中野吉之伴フッスバルラボ

【きちルポ】これからの時代にスポーツクラブが求められる理由。自分達だからできることを探す旅に出よう

▼ ドイツのスポーツクラブも様々な問題と直面

日本も、ドイツも、おそらく世界のあらゆるところで、スポーツクラブは様々な問題や課題と向き合い続けている。

SVホッホドルフもそうだ。スポーツはサッカーだけではない。フライブルクやその近郊にはテニスも、バスケットボールも、ハンドボールも、水泳も、ラグビーも、野球も、ロッククライミングをできる場所もある。

加えて、世代というか時代の流れもあり、最近は「ガツガツ運動に関わりたい!」というよりも、少しのんびりしたがりな子どもが増えてきている傾向が観察されている。それこそスマートフォン片手にコミュニケーションをとったりすることを楽しいと感じている子、そもそものところで体を動かすことを心地良いと感じていない、思いっきり体を動かすことの楽しさ・爽快さを知らない子が増えてきてしまっている。

サッカークラブに所属している子どもたちの中でも、試合であったり、練習内で競争があると、負けることを極端に嫌がる子が出てきているという。

ドイツにおいて学校のあり方も少しずつ変わってきている。以前だと学校の授業が午前いっぱいで終わることが多く、子供たちはお昼に家に帰って、お昼ご飯を食べて、宿題を少ししたら、午後はまるっと遊んだり、スポーツクラブや音楽教室といったところで活動するのが当たり前だった。

だが、昨今は共働きの親が増えてきている社会的背景もある中で、学校は午前だけではなく、16時や17時まで子供たちを預かり、面倒を見ますよという形に変わってきている。

そうすることで親は安心して働くことができる。大切なサポート。
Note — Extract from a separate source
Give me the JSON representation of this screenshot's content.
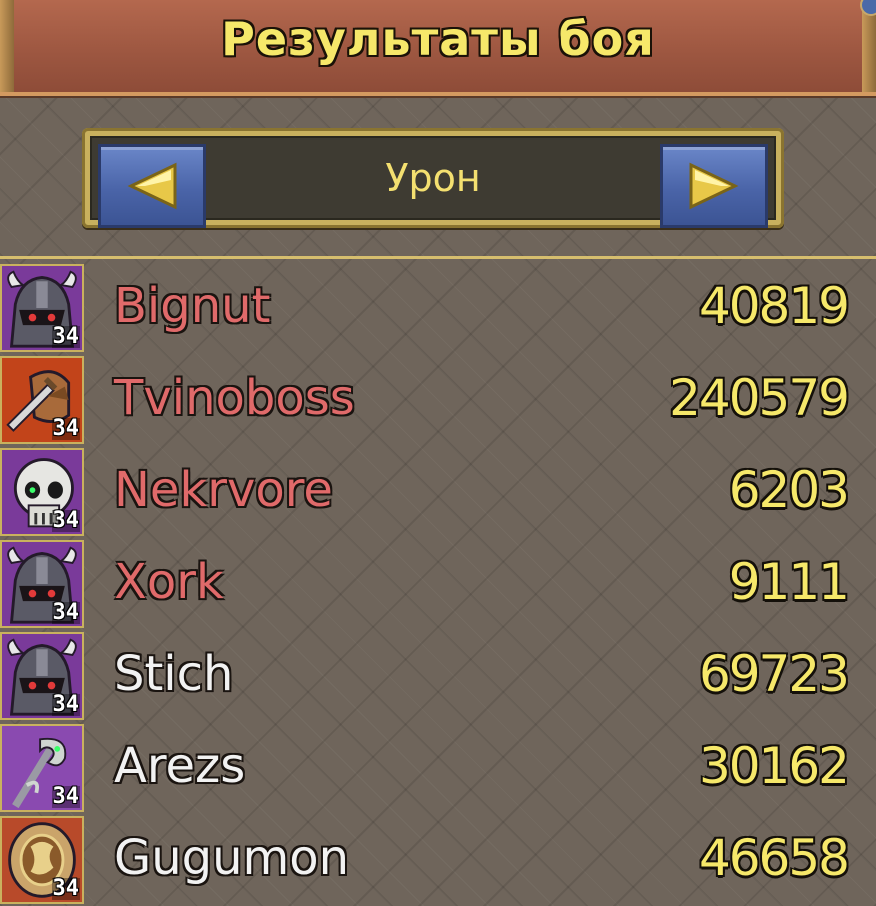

一方で、子供たちの生活環境は間違いなくガラッと変わってきている。学校から帰ってちょっと休んだらもう夕方だ。冬場だったら外は真っ暗。そこから再度家を出て、スポーツをしようとする子がどれぐらいいるのか。そのまま家で休んで、家族でご飯を食べて、翌日の学校の準備をして、寝て、というサイクルを選ぶ子供や家庭がいても不思議ではない。

都市の規模や環境、地域性や両親の考え方などで、子どもとスポーツ、学校との関わり方は本当に様々だろう。いずれにしても、こうした現状といま、そしてこれからのスポーツクラブと指導者は真摯に向き合わなければならないのだ。

「これまではこれで上手くいったから」という理屈はもはや通用しない。

では、《だからすべてをネガティブに解釈せざるをえないのか》というとそんなことではない。むしろ逆にチャンスも多いと捉えることができるのではないだろうか。